Bromide has 36 electrons, so you will need to set up 18 orbitals. Set up the surfaces menu to calculate the HOMO, HOMO-1, etc., through HOMO-17 using the high resolution mode for best results(Note:Higher resolution surfaces will increase the calculation time significantly). Submit the calculation after providing a name for the file.

Look at the output file created by this job. The orbital energies and degeneracies correspond nicely to what you should expect for s, p, and d orbitals. For example, there are five degenerate 3d atomic orbitals.
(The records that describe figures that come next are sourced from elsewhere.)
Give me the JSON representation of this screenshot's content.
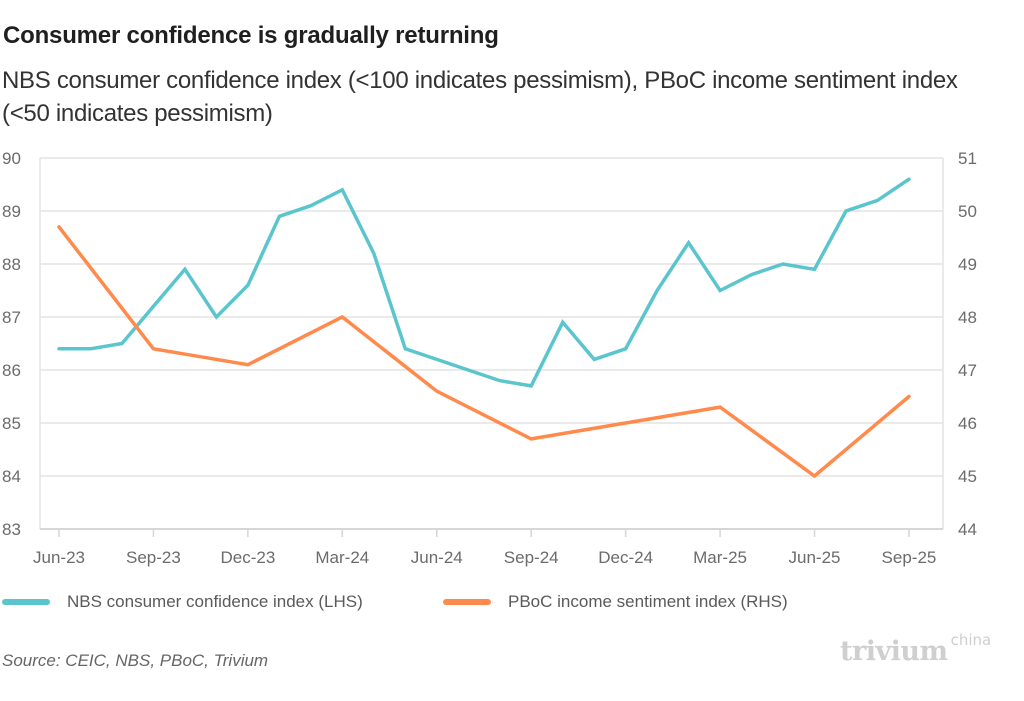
{
  "header": {
    "title": "Consumer confidence is gradually returning",
    "subtitle": "NBS consumer confidence index (<100 indicates pessimism), PBoC income sentiment index (<50 indicates pessimism)"
  },
  "footer": {
    "source": "Source: CEIC, NBS, PBoC, Trivium",
    "logo_main": "trivium",
    "logo_sup": "china"
  },
  "colors": {
    "nbs": "#5BC5CE",
    "pboc": "#FF8A4C",
    "grid": "#e3e3e3",
    "axis": "#d6d6d6"
  },
  "chart_data": {
    "type": "line",
    "title": "Consumer confidence is gradually returning",
    "subtitle": "NBS consumer confidence index (<100 indicates pessimism), PBoC income sentiment index (<50 indicates pessimism)",
    "xlabel": "",
    "ylabel_left": "",
    "ylabel_right": "",
    "x_tick_labels": [
      "Jun-23",
      "Sep-23",
      "Dec-23",
      "Mar-24",
      "Jun-24",
      "Sep-24",
      "Dec-24",
      "Mar-25",
      "Jun-25",
      "Sep-25"
    ],
    "ylim_left": [
      83,
      90
    ],
    "yticks_left": [
      83,
      84,
      85,
      86,
      87,
      88,
      89,
      90
    ],
    "ylim_right": [
      44,
      51
    ],
    "yticks_right": [
      44,
      45,
      46,
      47,
      48,
      49,
      50,
      51
    ],
    "grid": true,
    "legend_position": "bottom",
    "series": [
      {
        "name": "NBS consumer confidence index (LHS)",
        "axis": "left",
        "color": "#5BC5CE",
        "x": [
          "Jun-23",
          "Jul-23",
          "Aug-23",
          "Sep-23",
          "Oct-23",
          "Nov-23",
          "Dec-23",
          "Jan-24",
          "Feb-24",
          "Mar-24",
          "Apr-24",
          "May-24",
          "Jun-24",
          "Jul-24",
          "Aug-24",
          "Sep-24",
          "Oct-24",
          "Nov-24",
          "Dec-24",
          "Jan-25",
          "Feb-25",
          "Mar-25",
          "Apr-25",
          "May-25",
          "Jun-25",
          "Jul-25",
          "Aug-25",
          "Sep-25"
        ],
        "values": [
          86.4,
          86.4,
          86.5,
          87.2,
          87.9,
          87.0,
          87.6,
          88.9,
          89.1,
          89.4,
          88.2,
          86.4,
          86.2,
          86.0,
          85.8,
          85.7,
          86.9,
          86.2,
          86.4,
          87.5,
          88.4,
          87.5,
          87.8,
          88.0,
          87.9,
          89.0,
          89.2,
          89.6
        ]
      },
      {
        "name": "PBoC income sentiment index (RHS)",
        "axis": "right",
        "color": "#FF8A4C",
        "x": [
          "Jun-23",
          "Sep-23",
          "Dec-23",
          "Mar-24",
          "Jun-24",
          "Sep-24",
          "Dec-24",
          "Mar-25",
          "Jun-25",
          "Sep-25"
        ],
        "values": [
          49.7,
          47.4,
          47.1,
          48.0,
          46.6,
          45.7,
          46.0,
          46.3,
          45.0,
          46.5
        ]
      }
    ]
  }
}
Now, visualize each of the orbitals in turn. What do you see about the size and shape of the orbitals? Compare the 3s, 2s, and 1s orbitals. Remember that red and blue are arbitrary colors to represent the orbital phase, which can be altered by opening the display properties window, clicking on the surface being displayed, and then clicking the swap phase button. If you look carefully at the 3p orbital (a mesh view is good for this) you will see that the nodal properties expected for this orbital. The radial distribution has a node at the nucleus and another farther away.

Perform similar calculations for fluoride and chloride at the same level of theory. What trends are apparent in the orbital energies?